Phil lives in Warwickshire.
Now if I am from Mars and I read those statements, I might reasonably conclude there is a discrepancy, a paradox. How could I live in two places?
If you wanted to help, you could show the Martian your map. He would learn that Rugby is a town IN Warwickshire. So somebody can be in both at the same time. He has learned more, and then his difficulty has disappeared.
What is the lesson? If a casual glance reveals an apparent paradox, deeper enquiry may reveal the resolution of the paradox. The less you know, the more you see inconsistencies. The more you know, the more you understand that there is no inconsistency.
So, let’s deal with the free will of the authors. It is noteworthy that when different authors write truthfully on the same subject, the style they use may well be very different, being influenced by their own personality, but that does not necessarily prevent them truthfully portraying the same event in a way which others can trust.
Christians would say, “God works in PARTNERSHIP with human beings, coordinating his inspiration with their nature and personality in order to produce a document which both reflects the author’s person, and still is trustworthy in what it says about God and his relationship with us.

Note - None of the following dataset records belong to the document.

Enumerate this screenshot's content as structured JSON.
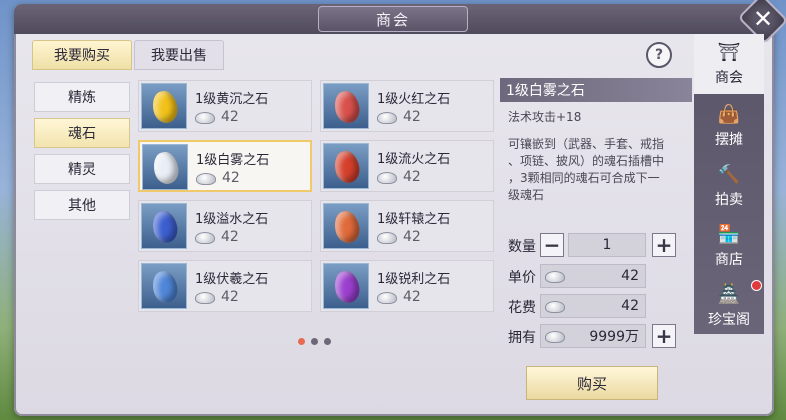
{
  "window": {
    "title": "商会",
    "close_icon": "close-icon"
  },
  "tabs": {
    "buy": "我要购买",
    "sell": "我要出售"
  },
  "help_label": "?",
  "categories": [
    {
      "label": "精炼",
      "active": false
    },
    {
      "label": "魂石",
      "active": true
    },
    {
      "label": "精灵",
      "active": false
    },
    {
      "label": "其他",
      "active": false
    }
  ],
  "items": [
    {
      "name": "1级黄沉之石",
      "price": "42",
      "gem_color": "#f2c21a"
    },
    {
      "name": "1级火红之石",
      "price": "42",
      "gem_color": "#d9504b"
    },
    {
      "name": "1级白雾之石",
      "price": "42",
      "gem_color": "#e8eef5",
      "selected": true
    },
    {
      "name": "1级流火之石",
      "price": "42",
      "gem_color": "#d5402c"
    },
    {
      "name": "1级溢水之石",
      "price": "42",
      "gem_color": "#3c5fd0"
    },
    {
      "name": "1级轩辕之石",
      "price": "42",
      "gem_color": "#e06a3a"
    },
    {
      "name": "1级伏羲之石",
      "price": "42",
      "gem_color": "#4f86d8"
    },
    {
      "name": "1级锐利之石",
      "price": "42",
      "gem_color": "#9a3fcf"
    }
  ],
  "pagination": {
    "pages": 3,
    "current": 1
  },
  "detail": {
    "title": "1级白雾之石",
    "attribute": "法术攻击+18",
    "description_lines": [
      "可镶嵌到（武器、手套、戒指",
      "、项链、披风）的魂石插槽中",
      "，3颗相同的魂石可合成下一",
      "级魂石"
    ],
    "quantity_label": "数量",
    "quantity": "1",
    "unit_price_label": "单价",
    "unit_price": "42",
    "cost_label": "花费",
    "cost": "42",
    "owned_label": "拥有",
    "owned": "9999万",
    "minus": "−",
    "plus": "+"
  },
  "buy_button": "购买",
  "side_nav": [
    {
      "label": "商会",
      "icon": "shop-counter-icon",
      "active": true
    },
    {
      "label": "摆摊",
      "icon": "stall-bag-icon",
      "active": false
    },
    {
      "label": "拍卖",
      "icon": "auction-icon",
      "active": false
    },
    {
      "label": "商店",
      "icon": "store-icon",
      "active": false
    },
    {
      "label": "珍宝阁",
      "icon": "treasure-pavilion-icon",
      "active": false,
      "badge": true
    }
  ],
  "colors": {
    "accent_gold": "#f0c96a",
    "selected_tab": "#efe0a6",
    "badge_red": "#e1393c",
    "page_dot_active": "#e86a50"
  }
}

One final word. Christians don’t say they believe God inspired the Bible they have in their hand or on their shelf. What they say is that they believe God inspired Scripture “as originally given”.
This places the onus on translators to get it right, and there are a few examples where translators have allowed their preconceptions to influence their translation. This is unforgivable, but fortunately no themes are affected which are the basis of our faith, and other translations usually step into the gap to help. The longer we go on, the more accurate our translations are, as these issues are recognised and corrected.